А мы читали. Более того, я читал даже таких экзотических популяризаторов либерализма как, например, Фон Мизес.

Но самое главное, я читал отцов либерализма – Руссо, Джефферсона, Локка, Миля, Спенсера. Более того, я читал тех мыслителей, у которых либерализм достигает вершины – Канта, Фихте, Гегеля. Я читал современных защитников либерализма, причем, не популяризаторов, а серьезных философов – это Хабермас, это Роулз.

Сомневаюсь, что кто-то из оппонентов не то что читал и понял, но хотя бы слышал об этих авторах и знает их произведениях.

В том-то и дело, что не мы – отсталые, а они – продвинутые. А наоборот. Скорее, мы – представители XXI века. Это век виртуальной реальности, век новых возможностей, техники. Этот век не может описываться с помощью тех устаревших понятий, которыми пользуются наши псевдо-либералы. Если мы возьмем их высказывания, или возьмем какую-нибудь статью Гайдара, мы легко можем найти их прототипы (слово в слово) у каких-нибудь либеральных мыслителей России конца XIX – начала XX века. Какой-нибудь Собчак слово в слово повторяет какого-нибудь Милюкова. Они все триста лет талдычат одно и тоже. А корни уходят в XVIII век, в эпоху Просвещения.

Те, с кем я спорил сегодня, это не люди будущего, как они хотят себя представить, а люди, отставшие минимум лет на двести. Еще раз повторю, что они слово в слово повторяют то, что говорилось тогда.

Я же на стороне тех авторов, которые, с одной стороны, продолжают традиции либерализма и просвещения, с другой стороны, критикуют непродуманное в них. Эти мыслители ищут новых понятий для новой реальности. Технической и гуманитарной. Это Ж. Бодрийар, это Ж. Деррида, это Ф. Лаку-Лабар, это, кстати говоря, М. Хайдеггер.

Вот люди XXI века, более того, даже XXIII. И если бы мои оппоненты ознакомились с их трудами, мы бы могли говорить по существу. Мы могли бы обсудить, во что в современном мире превращаются такие понятия как «ответственность», «совесть», «этика» – вообще. Я ведь ни сколько не против этих понятий. Я только считаю, что, по сравнению с XVIII веком, они нуждаются в уточнении, и, прежде всего, для того, чтобы лучше работать.
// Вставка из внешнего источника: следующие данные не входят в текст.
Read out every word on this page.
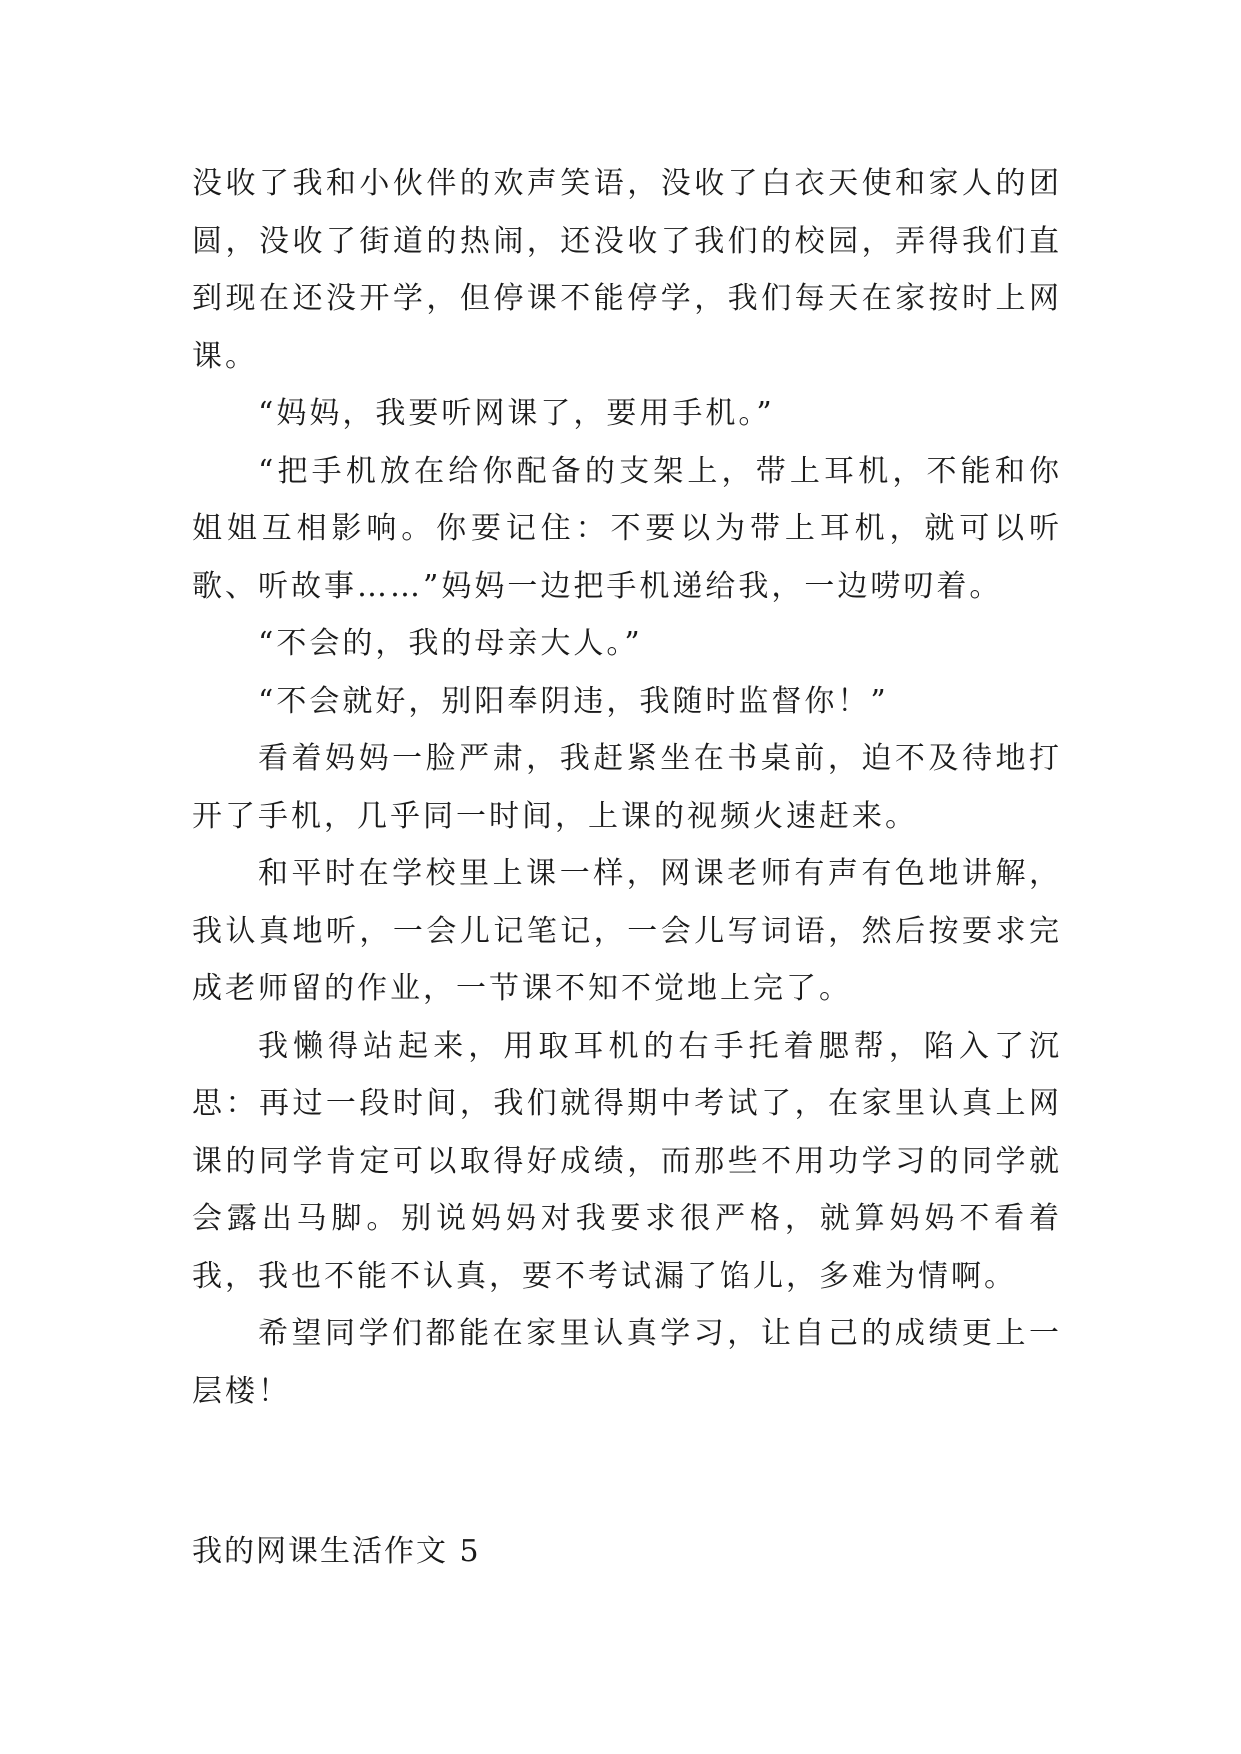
没收了我和小伙伴的欢声笑语，没收了白衣天使和家人的团圆，没收了街道的热闹，还没收了我们的校园，弄得我们直到现在还没开学，但停课不能停学，我们每天在家按时上网课。

“妈妈，我要听网课了，要用手机。”

“把手机放在给你配备的支架上，带上耳机，不能和你姐姐互相影响。你要记住：不要以为带上耳机，就可以听歌、听故事……”妈妈一边把手机递给我，一边唠叨着。

“不会的，我的母亲大人。”

“不会就好，别阳奉阴违，我随时监督你！”

看着妈妈一脸严肃，我赶紧坐在书桌前，迫不及待地打开了手机，几乎同一时间，上课的视频火速赶来。

和平时在学校里上课一样，网课老师有声有色地讲解，我认真地听，一会儿记笔记，一会儿写词语，然后按要求完成老师留的作业，一节课不知不觉地上完了。

我懒得站起来，用取耳机的右手托着腮帮，陷入了沉思：再过一段时间，我们就得期中考试了，在家里认真上网课的同学肯定可以取得好成绩，而那些不用功学习的同学就会露出马脚。别说妈妈对我要求很严格，就算妈妈不看着我，我也不能不认真，要不考试漏了馅儿，多难为情啊。

希望同学们都能在家里认真学习，让自己的成绩更上一层楼！

我的网课生活作文 5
Я бы с удовольствием, без всяких обзывательств с их стороны, послушал бы аргументы против того, что я говорил. Я бы хотел, чтобы мне доказали, что «запреты эффективны», что можно остановить «грязную рекламу», что дело в «несовершенствах законодательства».
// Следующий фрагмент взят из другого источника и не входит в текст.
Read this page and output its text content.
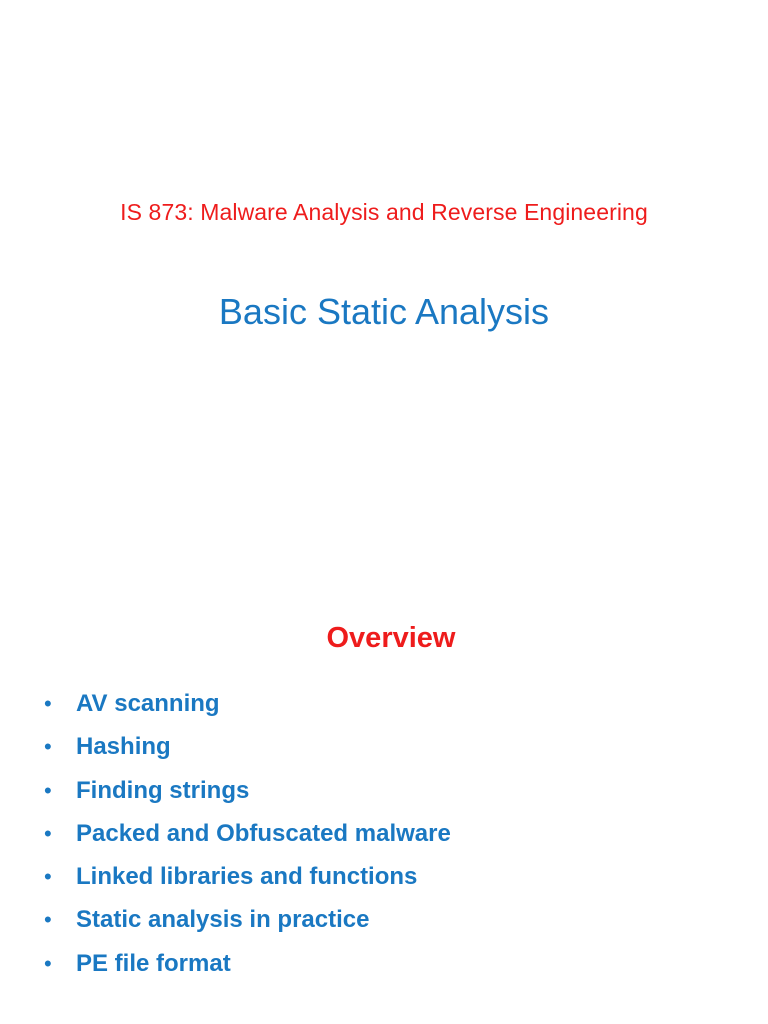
IS 873: Malware Analysis and Reverse Engineering
Basic Static Analysis
Overview
• AV scanning
• Hashing
• Finding strings
• Packed and Obfuscated malware
• Linked libraries and functions
• Static analysis in practice
• PE file format
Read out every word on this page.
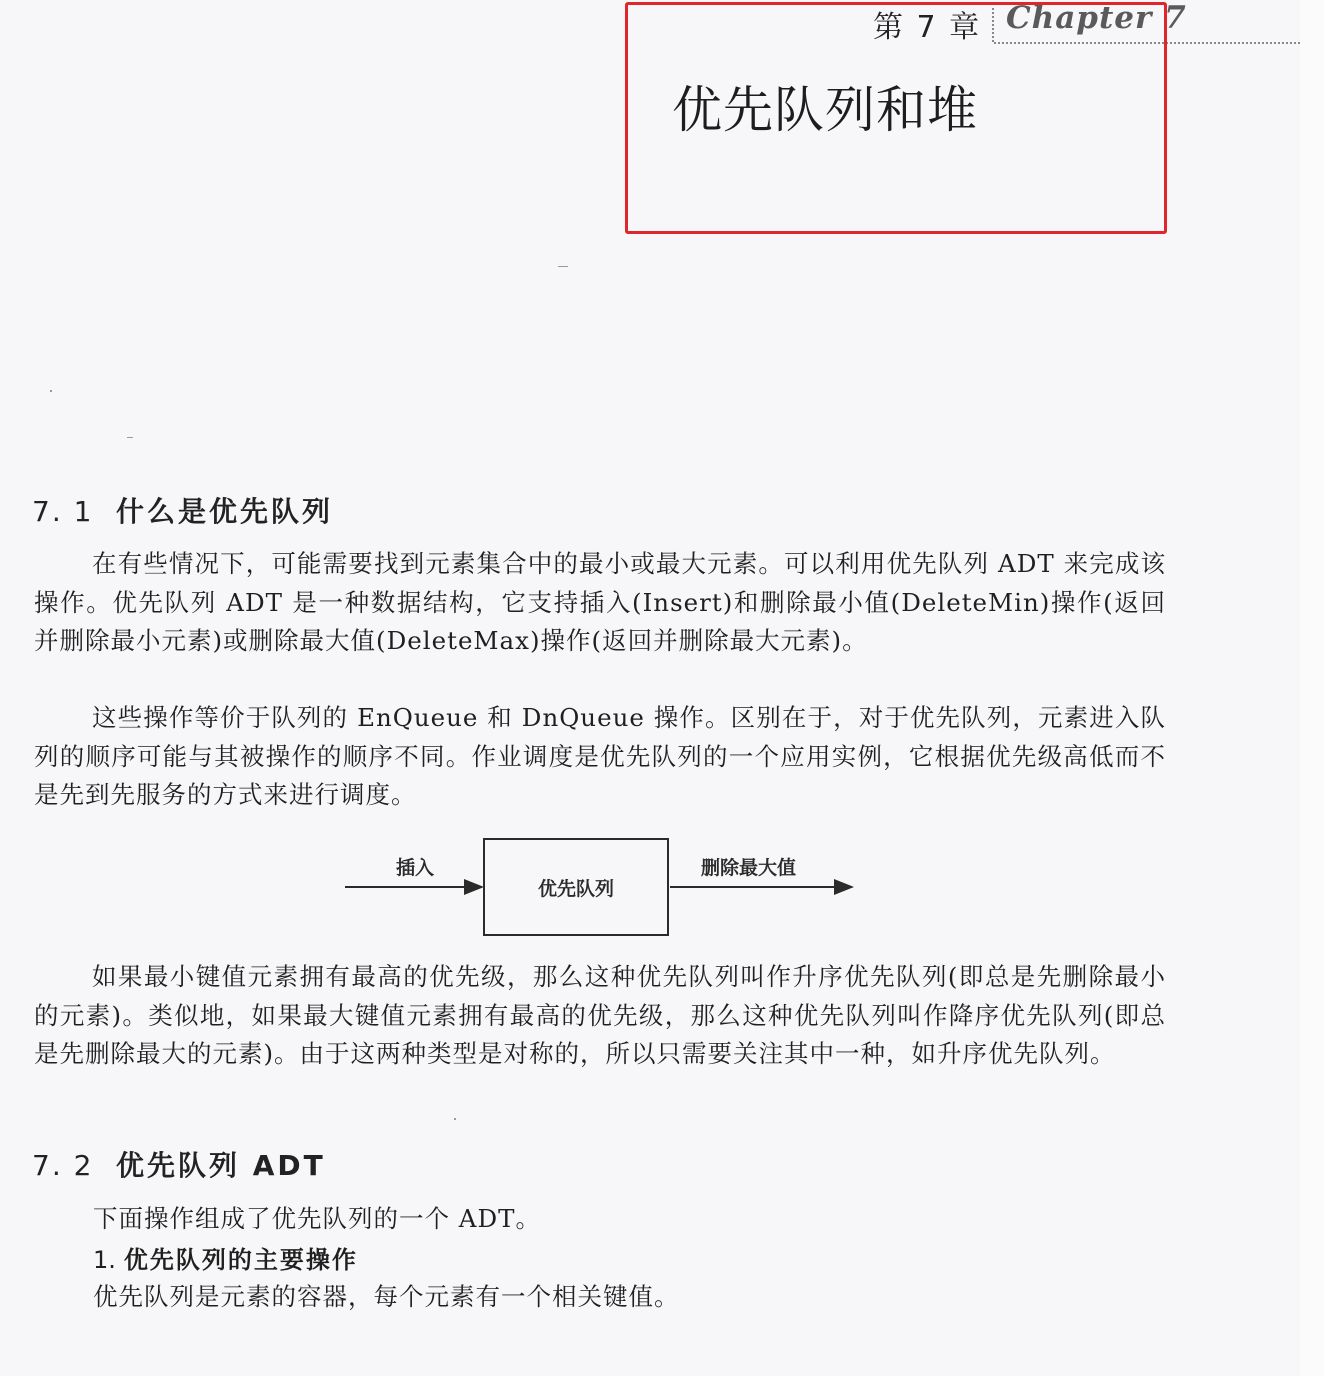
第 7 章 Chapter 7
优先队列和堆
7. 1 什么是优先队列

在有些情况下，可能需要找到元素集合中的最小或最大元素。可以利用优先队列 ADT 来完成该操作。优先队列 ADT 是一种数据结构，它支持插入(Insert)和删除最小值(DeleteMin)操作(返回并删除最小元素)或删除最大值(DeleteMax)操作(返回并删除最大元素)。

这些操作等价于队列的 EnQueue 和 DnQueue 操作。区别在于，对于优先队列，元素进入队列的顺序可能与其被操作的顺序不同。作业调度是优先队列的一个应用实例，它根据优先级高低而不是先到先服务的方式来进行调度。

插入
优先队列
删除最大值

如果最小键值元素拥有最高的优先级，那么这种优先队列叫作升序优先队列(即总是先删除最小的元素)。类似地，如果最大键值元素拥有最高的优先级，那么这种优先队列叫作降序优先队列(即总是先删除最大的元素)。由于这两种类型是对称的，所以只需要关注其中一种，如升序优先队列。

7. 2 优先队列 ADT
下面操作组成了优先队列的一个 ADT。
1. 优先队列的主要操作
优先队列是元素的容器，每个元素有一个相关键值。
Именно потому, что у людей нет аргументов и нет видения реальности, они, для защиты своих догматических схем (а догмы бывают не только коммунистические, но и либеральные), готовы пойти на все. Сегодня отключается микрофон у оппонента. Завтра (а это главная тема разговоров) – «запретить», «подвергнуть моральному осуждению», «внести поправки в законы», «ввести лицензирование и наблюдателей». А потом, глядь, дойдет и до убийств. Но, принимая во внимание нелюбовь наших псевдо-либералов ко всему виртуальному, надо полагать, что убийства будут реальными. Моралистика всегда была основой для самых жестоких режимов. Самым первым кровавым человеком в новой европейской истории был самый моральный – «неподкупный» Робеспьер.